Not so with the 5-Series MSO. It has the industry’s first oscilloscope user interface truly designed for touch with support for all the gestures you expect like pinch, zoom, swipe, drag and so on. The interface is modelled after touch interfaces found on smartphones and tablets with key functions easy to access without digging through menu layers.
Since this represented a new way of interacting with an oscilloscope, the UI design team performed extensive user testing. In one test, the team took away the front panel, mouse and keyboard and made users do everything with the touch screen. Even engineers who were die-hard front panel users found the touch interface simple, effective and even enjoyable. As one UI designer commented, “People may come to it with one eyebrow raised and then within a matter of minutes, they’re going to have a smile on their face.”
The 5 Series MSO has the industry’s first scope user interface designed from the outset for touch, making for simple, intuitive scope operation.
Industry First #5: Optional Windows operating system
For the majority of scope users, the preference for the scope operating environment is binary. In one camp are those who simply want a dedicated scope. In the other are those who see built-in Windows as a non-optional requirement for running applications like Matlab or for in-depth analysis.
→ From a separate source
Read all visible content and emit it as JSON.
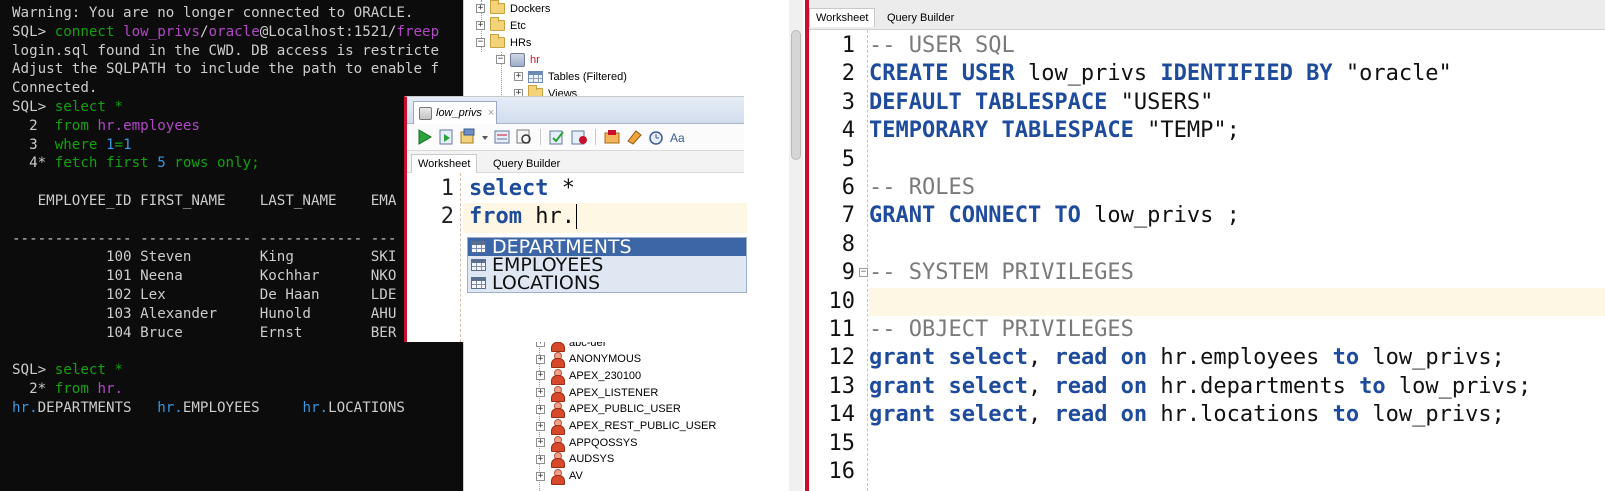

The 5 Series MSO is the first oscilloscope that will make both camps happy: it can operate as either a dedicated scope or in an open-Windows configuration. You can make the switch simply by adding or removing an SSD with Windows installed on it from an access panel. With the SSD removed, the instrument boots as a dedicated scope. When the SSD is present, it boots Windows. Whether you choose to run Windows or not, the oscilloscope operates the same way with the same look and feel and UI interaction.
The future of scopes is here
We hope you’re excited about the 5 Series MSO as we are. Simply put, the journey to unprecedented oscilloscope flexibility and more visibility into complex embedded systems than ever before starts now. It’s the first scope fully capable of meeting today’s design challenges with the upgradeability, performance and versatility to meet the challenges of the future as well.